11. Headings. The headings in this Agreement have only been inserted for convenience and
shall not affect the meaning or interpretation of this Agreement. No heading shall have any
legal significance of any nature whatsoever.
12. Binding Effect. This Agreement shall be binding on the parties, their heirs, successors, and
assigns.
13. Amendments. There shall be no modification or amendments to this Agreement, including
this section, unless they are in writing and signed by all the parties to this Agreement.
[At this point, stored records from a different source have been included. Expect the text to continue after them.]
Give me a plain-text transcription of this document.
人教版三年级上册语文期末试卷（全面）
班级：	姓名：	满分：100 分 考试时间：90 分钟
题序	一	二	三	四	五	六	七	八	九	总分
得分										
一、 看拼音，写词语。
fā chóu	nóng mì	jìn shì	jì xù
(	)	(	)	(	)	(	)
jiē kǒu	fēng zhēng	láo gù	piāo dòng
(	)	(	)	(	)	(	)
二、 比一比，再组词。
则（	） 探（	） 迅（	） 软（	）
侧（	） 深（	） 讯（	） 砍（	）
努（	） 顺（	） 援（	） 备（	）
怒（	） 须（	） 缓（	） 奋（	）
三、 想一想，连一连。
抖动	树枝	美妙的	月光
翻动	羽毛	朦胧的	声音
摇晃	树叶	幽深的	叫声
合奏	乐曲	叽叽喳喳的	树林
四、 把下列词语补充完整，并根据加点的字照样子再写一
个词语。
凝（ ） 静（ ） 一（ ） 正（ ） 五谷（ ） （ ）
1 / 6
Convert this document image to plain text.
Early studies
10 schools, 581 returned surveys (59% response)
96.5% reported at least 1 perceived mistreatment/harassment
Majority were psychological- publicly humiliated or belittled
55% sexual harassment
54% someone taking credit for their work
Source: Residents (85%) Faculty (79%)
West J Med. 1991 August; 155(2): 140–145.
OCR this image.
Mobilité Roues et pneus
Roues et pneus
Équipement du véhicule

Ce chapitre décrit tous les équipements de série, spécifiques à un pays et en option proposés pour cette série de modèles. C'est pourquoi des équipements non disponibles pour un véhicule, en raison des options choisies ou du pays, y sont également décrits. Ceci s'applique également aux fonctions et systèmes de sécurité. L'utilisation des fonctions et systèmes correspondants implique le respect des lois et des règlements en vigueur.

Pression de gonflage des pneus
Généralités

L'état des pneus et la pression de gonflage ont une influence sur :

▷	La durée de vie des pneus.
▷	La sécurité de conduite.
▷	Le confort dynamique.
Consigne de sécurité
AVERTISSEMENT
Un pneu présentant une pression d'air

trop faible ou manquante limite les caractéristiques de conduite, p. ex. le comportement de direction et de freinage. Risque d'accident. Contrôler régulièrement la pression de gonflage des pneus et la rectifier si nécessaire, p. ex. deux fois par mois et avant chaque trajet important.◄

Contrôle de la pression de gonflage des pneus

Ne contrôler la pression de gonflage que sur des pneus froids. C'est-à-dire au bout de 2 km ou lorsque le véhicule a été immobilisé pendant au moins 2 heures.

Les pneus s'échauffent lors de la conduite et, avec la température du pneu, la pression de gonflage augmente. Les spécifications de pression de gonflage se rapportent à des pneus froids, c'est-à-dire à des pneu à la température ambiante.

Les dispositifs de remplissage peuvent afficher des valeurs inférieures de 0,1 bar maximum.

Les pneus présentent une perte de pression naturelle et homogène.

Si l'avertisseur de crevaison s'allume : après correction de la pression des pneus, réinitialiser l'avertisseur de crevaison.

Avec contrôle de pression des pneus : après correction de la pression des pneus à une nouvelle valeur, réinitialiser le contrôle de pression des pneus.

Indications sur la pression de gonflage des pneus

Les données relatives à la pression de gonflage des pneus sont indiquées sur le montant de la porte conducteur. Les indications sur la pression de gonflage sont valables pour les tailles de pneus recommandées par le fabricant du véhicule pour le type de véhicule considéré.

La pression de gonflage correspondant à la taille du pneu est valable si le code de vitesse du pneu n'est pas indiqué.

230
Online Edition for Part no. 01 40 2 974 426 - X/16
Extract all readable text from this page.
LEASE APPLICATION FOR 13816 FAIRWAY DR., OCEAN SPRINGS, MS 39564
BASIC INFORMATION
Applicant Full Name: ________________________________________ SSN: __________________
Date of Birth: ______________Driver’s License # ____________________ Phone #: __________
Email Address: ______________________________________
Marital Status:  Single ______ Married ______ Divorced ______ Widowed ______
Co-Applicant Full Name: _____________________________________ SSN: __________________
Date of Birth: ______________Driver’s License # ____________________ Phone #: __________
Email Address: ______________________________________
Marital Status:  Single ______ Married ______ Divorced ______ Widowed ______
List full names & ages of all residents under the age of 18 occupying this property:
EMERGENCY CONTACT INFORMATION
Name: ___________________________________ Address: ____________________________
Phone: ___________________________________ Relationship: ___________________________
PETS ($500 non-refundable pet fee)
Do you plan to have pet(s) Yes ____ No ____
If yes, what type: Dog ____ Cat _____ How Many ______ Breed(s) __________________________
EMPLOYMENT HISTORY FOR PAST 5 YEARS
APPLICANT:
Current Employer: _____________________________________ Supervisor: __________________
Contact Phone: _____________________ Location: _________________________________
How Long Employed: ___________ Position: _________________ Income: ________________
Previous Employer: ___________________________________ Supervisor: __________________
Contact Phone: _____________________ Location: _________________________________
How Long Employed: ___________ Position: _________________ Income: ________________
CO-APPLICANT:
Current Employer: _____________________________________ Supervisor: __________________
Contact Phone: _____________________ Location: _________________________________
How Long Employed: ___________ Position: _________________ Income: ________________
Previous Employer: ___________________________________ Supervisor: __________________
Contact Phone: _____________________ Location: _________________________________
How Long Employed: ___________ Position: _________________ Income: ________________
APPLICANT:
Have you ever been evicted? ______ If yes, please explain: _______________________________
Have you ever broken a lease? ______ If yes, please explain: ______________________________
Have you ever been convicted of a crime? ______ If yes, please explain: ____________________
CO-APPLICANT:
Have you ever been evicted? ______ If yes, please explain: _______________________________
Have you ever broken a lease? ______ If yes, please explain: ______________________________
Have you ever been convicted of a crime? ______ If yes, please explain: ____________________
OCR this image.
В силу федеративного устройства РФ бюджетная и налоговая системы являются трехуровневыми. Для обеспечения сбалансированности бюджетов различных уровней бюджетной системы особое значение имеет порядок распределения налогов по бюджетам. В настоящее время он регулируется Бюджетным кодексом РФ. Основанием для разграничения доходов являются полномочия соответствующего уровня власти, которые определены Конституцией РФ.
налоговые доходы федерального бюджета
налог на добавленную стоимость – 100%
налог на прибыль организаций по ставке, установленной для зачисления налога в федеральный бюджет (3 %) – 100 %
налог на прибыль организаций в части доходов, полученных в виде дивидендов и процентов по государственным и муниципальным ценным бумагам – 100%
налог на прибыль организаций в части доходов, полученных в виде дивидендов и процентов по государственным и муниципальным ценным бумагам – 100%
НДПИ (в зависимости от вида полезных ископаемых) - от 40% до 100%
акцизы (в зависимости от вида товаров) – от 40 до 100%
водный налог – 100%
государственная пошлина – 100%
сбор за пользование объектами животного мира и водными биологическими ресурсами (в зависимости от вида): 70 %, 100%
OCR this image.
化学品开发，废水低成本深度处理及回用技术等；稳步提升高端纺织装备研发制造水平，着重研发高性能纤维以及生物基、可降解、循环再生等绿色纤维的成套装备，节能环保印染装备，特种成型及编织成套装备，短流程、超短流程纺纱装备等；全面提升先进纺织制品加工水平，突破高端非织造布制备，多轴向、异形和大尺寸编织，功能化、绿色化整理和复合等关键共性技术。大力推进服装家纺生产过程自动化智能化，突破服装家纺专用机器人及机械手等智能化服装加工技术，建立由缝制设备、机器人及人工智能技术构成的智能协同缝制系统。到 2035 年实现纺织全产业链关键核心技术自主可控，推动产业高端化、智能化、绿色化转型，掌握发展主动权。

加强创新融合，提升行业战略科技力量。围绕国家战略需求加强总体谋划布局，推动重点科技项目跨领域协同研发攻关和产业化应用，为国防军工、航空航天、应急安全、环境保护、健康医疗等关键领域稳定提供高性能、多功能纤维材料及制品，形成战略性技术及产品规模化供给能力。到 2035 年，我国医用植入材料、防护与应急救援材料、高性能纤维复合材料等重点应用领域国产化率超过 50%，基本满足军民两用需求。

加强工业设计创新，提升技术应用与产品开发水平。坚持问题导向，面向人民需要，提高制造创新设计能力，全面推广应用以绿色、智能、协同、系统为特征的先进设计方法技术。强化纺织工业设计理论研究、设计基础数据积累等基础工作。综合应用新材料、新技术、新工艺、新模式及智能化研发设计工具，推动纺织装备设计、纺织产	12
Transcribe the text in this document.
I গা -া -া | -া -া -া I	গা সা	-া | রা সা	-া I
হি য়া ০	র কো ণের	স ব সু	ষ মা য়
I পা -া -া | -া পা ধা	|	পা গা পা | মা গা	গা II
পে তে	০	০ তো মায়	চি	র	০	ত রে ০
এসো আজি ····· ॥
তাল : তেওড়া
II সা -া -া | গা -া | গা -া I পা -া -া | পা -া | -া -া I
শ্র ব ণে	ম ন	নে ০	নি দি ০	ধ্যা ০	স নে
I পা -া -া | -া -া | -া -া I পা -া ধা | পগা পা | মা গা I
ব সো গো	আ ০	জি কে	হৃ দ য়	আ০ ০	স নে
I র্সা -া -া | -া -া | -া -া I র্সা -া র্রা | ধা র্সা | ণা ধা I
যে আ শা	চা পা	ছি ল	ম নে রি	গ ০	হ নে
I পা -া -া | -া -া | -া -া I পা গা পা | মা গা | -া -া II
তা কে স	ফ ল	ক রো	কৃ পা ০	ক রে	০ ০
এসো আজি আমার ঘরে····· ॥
14, Governing Law. This Agreement has been executed in the State of Michigan, and shall be
governed by Michigan law.
15. Complete Agreement. This Agreement contains the entire agreement between the parties
and supersedes all prior oral or written representations, negotiations and agreement on the
subject matter stated herein.
{Signatures on next page}
Municipal Services
Agreement Signature Page
IN WITNESS WHEREOF, this Municipal Services Agreement is executed as
of the day and year first written above.
CITY:
CITY OF MUSKEGON
Dated: Hos x , 2025 By: V_— Sie
"Ken Johngon, Mayor
Dated: S78, , 2025 iY Ad 23‘Ann Meisch, City Clerk
OWNER:
Village at Park Terrace Limited Dividend
Housing Association, LLC a Michigan
limited liability company
By Liam Fund wy epee
By: ty a
Name: Adam Stein
Its: Manager
EXHIBIT A
LEGAL DESCRIPTION
[See Attached|
That part of RUDDIMAN TERRACE, Section 36, Town 10 North, Range 17 West, as recorded
in Liber 12 of Plats on Pages 33 and 34, described as beginning at a point on the North line of
Hackley Avenue which is North 00 degrees 00 minutes 00 seconds East 33.00 feet along the North-
South 1/4 line of said Section 36 and South 89 degrees 58 minutes 00 seconds West 383.75 feet
from the Central 1/4 corner of said Section 36; thence South 89 degrees 58 minutes 00 seconds
West 60.67 feet; thence Southwesterly 506.96 feet along the arc of a 510.50 foot radius curve to
the left said curve having a central angle of 56 degrees 53 minutes 54 seconds, and the chord of
which bears South 61 degrees 31 minutes 01 seconds West 486.38 feet; thence North 56 degrees
20 minutes 00 seconds West 392.08 feet; thence North 33 degrees 40 minutes 00 seconds East
15.07 feet; thence Northeasterly 844.98 feet along the arc of a 890.90 foot radius curve to the right,
said curve having a central angle of 54 degrees 20 minutes 33 seconds, and the chord of which
bears North 60 degrees 50 minutes 17 seconds East 813.66 feet; thence South 09 degrees 34
minutes 32 seconds East 186.05 feet; thence North 90 degrees 00 minutes 00 seconds East 64.57
feet; thence South 00 degrees 00 minutes 00 seconds East 210.93 feet to the Point of Beginning.